The greatest draw on Asheville City Council’s agenda Tuesday was an update to the city’s Living Wage Policy. Members of council unanimously agreed to adjust the living wage up to $11.85/hr without health insurance and $10.35 with. Living wages had been $11.35 and $9.85 per hour. Council also removed the $200,000 contract cap that had limited the city’s control over living wages. Administrative Services Director Brenda Mills explained the city could only impose its living wage policy on general service contracts, because General Statutes impose other requirements for construction and procurement contracts.
Mills explained staff, assisted by Just Economics, arrived at its numbers using the Universal Living Wage Formula. It equates the 40th percentile fair market value rent for a one-bedroom apartment in the Metropolitan Statistical Area of interest to 30 percent of wages. It further assumes the wages will be earned working forty hours a week, which will be difficult to achieve with a single job under Obamacare; and 52 weeks a year, which means no unpaid leave.
Councilman Gordon Smith heralded council’s progressive vision, and compared it to his peers’ passage of same-sex-partner benefits for city employees. In so doing, members of council courageously became a model for private businesses. He hoped the private sector would follow suit with the living wage program as well.
Various executive members of Just Economics applauded council for what they considered a landmark decision. Executive Director Vicki Meath said 325 local employers now participate in their program. As a result, employees have more money to grow the local economy. She did not explain by what power the redistribution generated a net increase. Mark Hebbard, who serves as Living Wage Certification Coordinator, hand-wavily dismissed allegations that living wages compound unemployment by making it unprofitable for businesses to offer low-wage jobs as secondary household incomes or opportunities for the ADA population to contribute.
Alan Ditmore, who neither lives, votes, nor pays property taxes in the city but avidly participates in public comment opportunities nonetheless, said the city was taking the wrong approach. The problem was not wages. It was the cost of housing. Ditmore said if people are given more money, they might blow it on gasoline and pollute the air, as if they couldn’t do the same with their savings from rent. Regardless, Ditmore gave council a badly-needed lesson in basic economics: He said scarcity is driving up the price of housing. He advocated relaxing codes and regulations so people could afford to live simply and affordably if they so choose.

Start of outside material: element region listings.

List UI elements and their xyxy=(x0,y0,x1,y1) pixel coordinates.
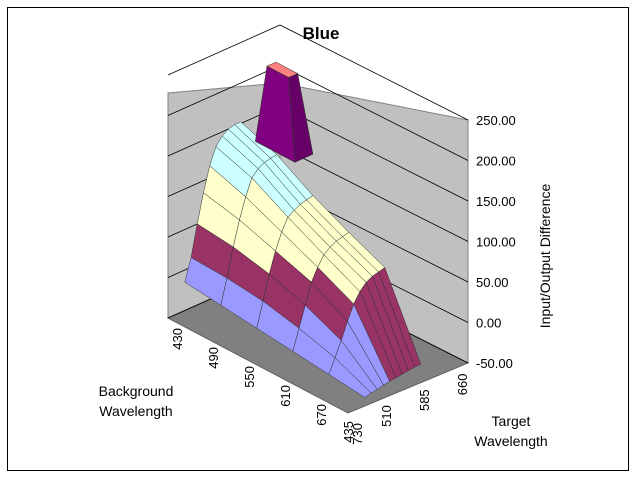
x-tick-label: 670 xyxy=(314,404,329,426)
axis-ticks: 250.00 200.00 150.00 100.00 50.00 0.00 -50.00 4… xyxy=(170,113,516,445)
y-axis-label-line1: Target xyxy=(492,413,531,429)
y-tick-label: 435 xyxy=(341,421,356,443)
z-axis-label: Input/Output Difference xyxy=(537,184,553,329)
z-tick-label: 250.00 xyxy=(476,113,516,128)
surface-mesh xyxy=(184,61,422,398)
surface-chart: Blue 250.00 200.00 150.00 100.00 50.00 0.00 -5… xyxy=(99,24,553,449)
y-tick-label: 510 xyxy=(379,405,394,427)
x-tick-label: 550 xyxy=(242,366,257,388)
surface-cell xyxy=(328,357,372,398)
y-tick-label: 660 xyxy=(455,374,470,396)
x-axis-label-line1: Background xyxy=(99,383,174,399)
z-tick-label: 150.00 xyxy=(476,194,516,209)
chart-frame: Blue 250.00 200.00 150.00 100.00 50.00 0.00 -5… xyxy=(7,7,629,471)
y-tick-label: 585 xyxy=(417,389,432,411)
z-gridline xyxy=(167,24,469,121)
z-tick-label: 100.00 xyxy=(476,235,516,250)
x-tick-label: 730 xyxy=(350,423,365,445)
z-tick-label: -50.00 xyxy=(476,356,513,371)
z-tick-label: 0.00 xyxy=(476,316,501,331)
z-tick-label: 200.00 xyxy=(476,154,516,169)
x-tick-label: 430 xyxy=(170,328,185,350)
x-tick-label: 610 xyxy=(278,385,293,407)
x-tick-label: 490 xyxy=(206,347,221,369)
peak-top-face xyxy=(266,61,299,78)
y-axis-label-line2: Wavelength xyxy=(474,433,547,449)
chart-title: Blue xyxy=(303,24,340,43)
x-axis-label-line2: Wavelength xyxy=(99,403,172,419)
z-tick-label: 50.00 xyxy=(476,275,509,290)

Earlier in the meeting, council received a report from Lindsey Simerly, chair of the city’s Affordable Housing Advisory Committee. Among other things, Simerly said the committee was pushing for inclusionary zoning. Inclusionary zoning is another name for rent controls, the same tool by which the rich and famous live on the cheap amidst their rent-gouged neighbors in New York City. Advocates claim the poor will be served if 10 to 30 percent of housing can be kept below market levels. Old-school economists, however, tend to interpret the practice as an indirect tax on developers. As human activity tends to drift toward regions of lower taxation, developers are thereby discouraged from building in inclusionary zones.
Simerly said another priority of the committee was to advocate for LGBT community rights. The state allows landlords to evict tenants purely on the basis of their gender preference, orientation, identification, or whatever the going noun is. Simerly said the committee had proposed a local ordinance, which had been approved by the city’s Housing and Community Development Committee, and would be coming before council. Mayor Terry Bellamy said HUD has already defined those Simerly mentioned as protected classes for beneficiaries of all its programs, and federal law trumps state legislation. Bellamy then recommended organizations with which the advisory committee might like to partner.
In another attempt to address poverty in the region, council considered discounting what the city charges for its summer camps. Enrollment was reportedly down, but this year’s initial count was being compared to last year’s full count. The matter came before council because kids had been given discounts, but Parks, Recreation, and Cultural Arts Director Roderick Simmons said there was no official authorization in any ordinances or fee schedules.
Currently, summer camp, which is provided for the poorest of the poor, costs $105 per week for the first child. Council eventually decided to follow staff’s suggestion to offer discounts based on the public schools’ free and reduced lunch program records. That would control administrative costs for processing income tests. Scholarships may be offered next year, but this year, kids that qualify for free lunch will pay only $10 a week for summer camp; those qualifying for reduced lunch rates will pay $20. Councilman Marc Hunt suggested those numbers. Mayor Bellamy wanted staff to pull together income data for households whose children qualify for the discounts because she said council wouldn’t believe how incredibly poor the families are. Almost half of city school children qualify for one program or the other.
In Other Matters – Council bid farewell to Bob Oast, who has served as city attorney since 1996. Oast accepted an invitation to teach in the Planning Section of the Knowlton School of Architecture at Ohio State University. The mayor thanked him for working long hours, defending the city with commitment, and going the extra mile to make things work.